We live in a changing and massively complex world with some huge challenges facing us. If we’re going to address them, everyone needs to be on board! Studying sustainability allows students to engage with and explore this complexity and understand their role in a more sustainable future, as well as the role of others. It allows them to think about how much they can do individually and how to influence those around them. Studying sustainability also provides students with essential skills like critical thinking and systems thinking, as well as understanding and empathy for the global community. We are looking to develop all sorts of innovative ways to embed sustainability in the curriculum, alongside Discovery, through the Leeds Sustainable Curriculum working group. I’m looking forward to working with lots of staff and students across the Uni on this.   

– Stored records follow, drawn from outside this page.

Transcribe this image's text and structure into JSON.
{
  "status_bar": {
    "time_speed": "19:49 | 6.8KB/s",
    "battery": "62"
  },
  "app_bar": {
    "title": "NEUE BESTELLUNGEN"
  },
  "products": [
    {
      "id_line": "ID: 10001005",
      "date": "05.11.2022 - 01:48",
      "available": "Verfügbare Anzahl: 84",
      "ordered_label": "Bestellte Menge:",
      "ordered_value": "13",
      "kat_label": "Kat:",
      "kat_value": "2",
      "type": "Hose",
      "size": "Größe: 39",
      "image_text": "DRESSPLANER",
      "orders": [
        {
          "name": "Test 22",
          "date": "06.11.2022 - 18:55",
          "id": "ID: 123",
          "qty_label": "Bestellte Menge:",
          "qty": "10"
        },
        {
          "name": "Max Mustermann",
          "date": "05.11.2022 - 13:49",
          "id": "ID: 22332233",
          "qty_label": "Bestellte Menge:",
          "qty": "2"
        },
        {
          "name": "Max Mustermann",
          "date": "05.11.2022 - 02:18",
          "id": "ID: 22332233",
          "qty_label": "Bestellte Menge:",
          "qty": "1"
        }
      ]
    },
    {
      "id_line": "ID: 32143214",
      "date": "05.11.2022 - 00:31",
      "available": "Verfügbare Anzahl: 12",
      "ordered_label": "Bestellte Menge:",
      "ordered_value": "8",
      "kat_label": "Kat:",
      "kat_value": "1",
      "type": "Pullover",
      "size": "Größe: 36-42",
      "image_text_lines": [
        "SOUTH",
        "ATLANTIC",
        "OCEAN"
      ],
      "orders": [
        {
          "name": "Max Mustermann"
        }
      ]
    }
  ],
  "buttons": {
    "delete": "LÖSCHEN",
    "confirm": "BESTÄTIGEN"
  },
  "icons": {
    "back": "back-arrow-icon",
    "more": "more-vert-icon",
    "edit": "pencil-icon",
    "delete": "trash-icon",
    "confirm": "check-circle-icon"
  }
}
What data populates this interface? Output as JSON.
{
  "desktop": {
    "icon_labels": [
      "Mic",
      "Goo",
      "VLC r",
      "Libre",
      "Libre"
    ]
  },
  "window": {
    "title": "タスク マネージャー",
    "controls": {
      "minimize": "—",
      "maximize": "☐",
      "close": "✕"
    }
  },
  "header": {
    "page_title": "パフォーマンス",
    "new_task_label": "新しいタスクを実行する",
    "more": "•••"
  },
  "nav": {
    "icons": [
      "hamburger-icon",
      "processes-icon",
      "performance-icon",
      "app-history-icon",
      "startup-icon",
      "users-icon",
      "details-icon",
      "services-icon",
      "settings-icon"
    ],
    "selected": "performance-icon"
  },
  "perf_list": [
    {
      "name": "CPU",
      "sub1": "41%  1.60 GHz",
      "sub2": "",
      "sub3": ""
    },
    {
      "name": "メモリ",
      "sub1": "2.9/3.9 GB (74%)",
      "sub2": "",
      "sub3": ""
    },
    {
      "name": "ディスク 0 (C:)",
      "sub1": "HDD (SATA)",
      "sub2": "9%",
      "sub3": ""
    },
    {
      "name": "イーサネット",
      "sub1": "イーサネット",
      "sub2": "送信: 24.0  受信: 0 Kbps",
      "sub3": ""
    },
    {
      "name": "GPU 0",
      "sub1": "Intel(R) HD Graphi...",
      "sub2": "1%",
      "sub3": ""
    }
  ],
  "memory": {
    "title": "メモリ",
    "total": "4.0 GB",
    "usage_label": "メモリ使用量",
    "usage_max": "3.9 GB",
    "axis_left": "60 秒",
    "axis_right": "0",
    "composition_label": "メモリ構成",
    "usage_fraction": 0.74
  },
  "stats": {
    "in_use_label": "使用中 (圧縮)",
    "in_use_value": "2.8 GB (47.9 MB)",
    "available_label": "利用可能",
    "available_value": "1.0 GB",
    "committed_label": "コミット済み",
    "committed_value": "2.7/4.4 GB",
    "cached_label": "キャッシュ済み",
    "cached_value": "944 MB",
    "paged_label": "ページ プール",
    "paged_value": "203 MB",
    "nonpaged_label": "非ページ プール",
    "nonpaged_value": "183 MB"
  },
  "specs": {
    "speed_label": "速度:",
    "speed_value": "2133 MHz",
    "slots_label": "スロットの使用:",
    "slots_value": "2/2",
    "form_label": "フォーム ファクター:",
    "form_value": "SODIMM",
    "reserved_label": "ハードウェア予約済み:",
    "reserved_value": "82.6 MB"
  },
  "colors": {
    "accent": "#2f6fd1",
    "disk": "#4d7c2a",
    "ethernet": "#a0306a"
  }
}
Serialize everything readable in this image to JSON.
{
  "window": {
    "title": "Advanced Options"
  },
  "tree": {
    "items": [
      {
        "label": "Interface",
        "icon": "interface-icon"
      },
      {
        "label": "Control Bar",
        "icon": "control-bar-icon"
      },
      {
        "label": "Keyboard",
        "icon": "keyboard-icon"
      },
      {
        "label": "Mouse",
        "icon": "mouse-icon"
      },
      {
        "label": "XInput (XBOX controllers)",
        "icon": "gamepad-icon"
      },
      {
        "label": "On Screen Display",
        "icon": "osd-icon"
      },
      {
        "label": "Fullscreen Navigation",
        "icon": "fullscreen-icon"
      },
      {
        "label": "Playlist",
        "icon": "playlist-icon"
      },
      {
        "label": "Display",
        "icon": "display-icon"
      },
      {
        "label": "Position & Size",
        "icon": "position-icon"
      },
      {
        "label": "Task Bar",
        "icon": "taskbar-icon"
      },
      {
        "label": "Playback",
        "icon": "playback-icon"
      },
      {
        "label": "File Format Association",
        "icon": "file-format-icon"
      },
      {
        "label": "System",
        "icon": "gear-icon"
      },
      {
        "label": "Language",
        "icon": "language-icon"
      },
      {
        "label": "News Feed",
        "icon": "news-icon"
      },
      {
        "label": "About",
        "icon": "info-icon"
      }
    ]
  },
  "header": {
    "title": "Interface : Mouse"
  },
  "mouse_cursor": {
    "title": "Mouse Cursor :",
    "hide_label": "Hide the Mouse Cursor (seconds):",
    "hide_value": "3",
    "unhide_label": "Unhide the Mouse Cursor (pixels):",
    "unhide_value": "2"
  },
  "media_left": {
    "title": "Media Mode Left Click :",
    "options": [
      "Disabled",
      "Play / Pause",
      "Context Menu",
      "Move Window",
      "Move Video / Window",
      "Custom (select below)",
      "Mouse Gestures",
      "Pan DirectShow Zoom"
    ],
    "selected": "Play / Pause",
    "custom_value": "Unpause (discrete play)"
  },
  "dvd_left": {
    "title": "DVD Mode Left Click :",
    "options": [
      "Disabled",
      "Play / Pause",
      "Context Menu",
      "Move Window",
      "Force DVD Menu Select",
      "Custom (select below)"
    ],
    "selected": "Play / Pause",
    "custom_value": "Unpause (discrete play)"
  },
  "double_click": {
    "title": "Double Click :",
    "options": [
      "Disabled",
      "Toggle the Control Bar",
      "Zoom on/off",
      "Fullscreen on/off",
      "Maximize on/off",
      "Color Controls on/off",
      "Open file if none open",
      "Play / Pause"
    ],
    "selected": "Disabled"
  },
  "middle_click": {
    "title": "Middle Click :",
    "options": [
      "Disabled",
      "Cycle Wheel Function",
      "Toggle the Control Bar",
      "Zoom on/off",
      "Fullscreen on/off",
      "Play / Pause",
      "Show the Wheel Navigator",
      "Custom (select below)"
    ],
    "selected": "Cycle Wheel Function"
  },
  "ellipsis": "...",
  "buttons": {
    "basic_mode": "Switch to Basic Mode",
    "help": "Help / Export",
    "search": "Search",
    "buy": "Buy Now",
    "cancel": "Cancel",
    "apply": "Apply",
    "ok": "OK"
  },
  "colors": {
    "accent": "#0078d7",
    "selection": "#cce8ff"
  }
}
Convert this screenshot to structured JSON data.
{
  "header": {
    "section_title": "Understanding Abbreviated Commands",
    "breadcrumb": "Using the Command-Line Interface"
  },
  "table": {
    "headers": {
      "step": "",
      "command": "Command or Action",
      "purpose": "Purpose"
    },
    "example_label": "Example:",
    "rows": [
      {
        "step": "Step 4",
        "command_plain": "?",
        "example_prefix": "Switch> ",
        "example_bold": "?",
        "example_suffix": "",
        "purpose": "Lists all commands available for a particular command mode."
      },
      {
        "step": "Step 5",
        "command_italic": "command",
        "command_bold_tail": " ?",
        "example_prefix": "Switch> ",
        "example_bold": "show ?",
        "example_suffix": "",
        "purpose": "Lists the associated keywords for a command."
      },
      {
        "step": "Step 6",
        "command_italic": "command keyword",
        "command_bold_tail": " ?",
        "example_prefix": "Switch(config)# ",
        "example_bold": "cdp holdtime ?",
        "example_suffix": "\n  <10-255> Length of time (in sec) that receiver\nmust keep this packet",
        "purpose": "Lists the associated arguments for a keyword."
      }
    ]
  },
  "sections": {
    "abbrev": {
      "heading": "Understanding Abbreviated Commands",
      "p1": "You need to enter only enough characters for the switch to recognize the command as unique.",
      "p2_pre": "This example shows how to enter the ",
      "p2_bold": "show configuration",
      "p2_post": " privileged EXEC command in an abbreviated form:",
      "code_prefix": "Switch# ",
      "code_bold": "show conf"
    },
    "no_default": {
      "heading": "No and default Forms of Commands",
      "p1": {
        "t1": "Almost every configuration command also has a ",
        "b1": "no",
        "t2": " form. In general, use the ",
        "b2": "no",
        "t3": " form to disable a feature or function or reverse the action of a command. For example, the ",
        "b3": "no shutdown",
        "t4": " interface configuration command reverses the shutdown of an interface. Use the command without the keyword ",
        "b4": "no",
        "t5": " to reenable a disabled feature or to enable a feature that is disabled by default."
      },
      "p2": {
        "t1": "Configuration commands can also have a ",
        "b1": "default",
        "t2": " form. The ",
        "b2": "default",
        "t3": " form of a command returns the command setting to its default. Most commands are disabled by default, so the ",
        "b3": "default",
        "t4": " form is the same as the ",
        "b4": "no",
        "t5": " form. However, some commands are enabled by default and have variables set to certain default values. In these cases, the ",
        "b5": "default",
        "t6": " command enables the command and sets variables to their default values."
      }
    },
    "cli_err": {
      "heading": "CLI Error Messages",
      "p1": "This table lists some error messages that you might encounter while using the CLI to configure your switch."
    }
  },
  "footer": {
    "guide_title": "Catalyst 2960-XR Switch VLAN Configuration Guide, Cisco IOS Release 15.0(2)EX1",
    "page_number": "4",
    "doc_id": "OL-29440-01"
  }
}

 Tell us about your interest in social sustainability? 

Often the environment is the first thing that comes to mind when we talk about sustainability and I’keen that this isn’t the only aspect people focus on, even though it’s often easier to engage with! My research around Mixed Ability sports has really opened my eyes to how different groups can be excluded from society through not having their voices heard. This has to be addressed if we are going to get a sustainable future that works for everyone with innovative, just and effective solutions. I’d love to see a world where we seek to understand and embrace social difference rather than be fearful of it.     

How does your work with Mixed Ability sports fit in with the rest of your academic role/interests? 

I’ve been involved with Mixed Ability sports and IMAS, the social enterprise behind it, since 2014. It has taught me so much about society and how we view social difference. I’ve been able to bring this into all aspects of my role at Leeds. It has really inspired me to learn more about inclusive teaching and engage with initiatives such as decolonising the curriculum. It’s made me more compassionate and better able to support student and staff mental health and wellbeing and I’ve recently written a paper with colleagues in SEE looking at what we can learn from mixed ability sports in making sustainability initiatives more inclusive. Now I need to tackle academia … ! 

I’ve also developed a huge interest in the role of the Community and Voluntary sector in addressing sustainability challenges, and the role research can play in supporting it, through my work with IMAS. This has inspired me to establish my own community interest company, Nifty Sustainability, with a former Leeds colleague, which I’m really excited about!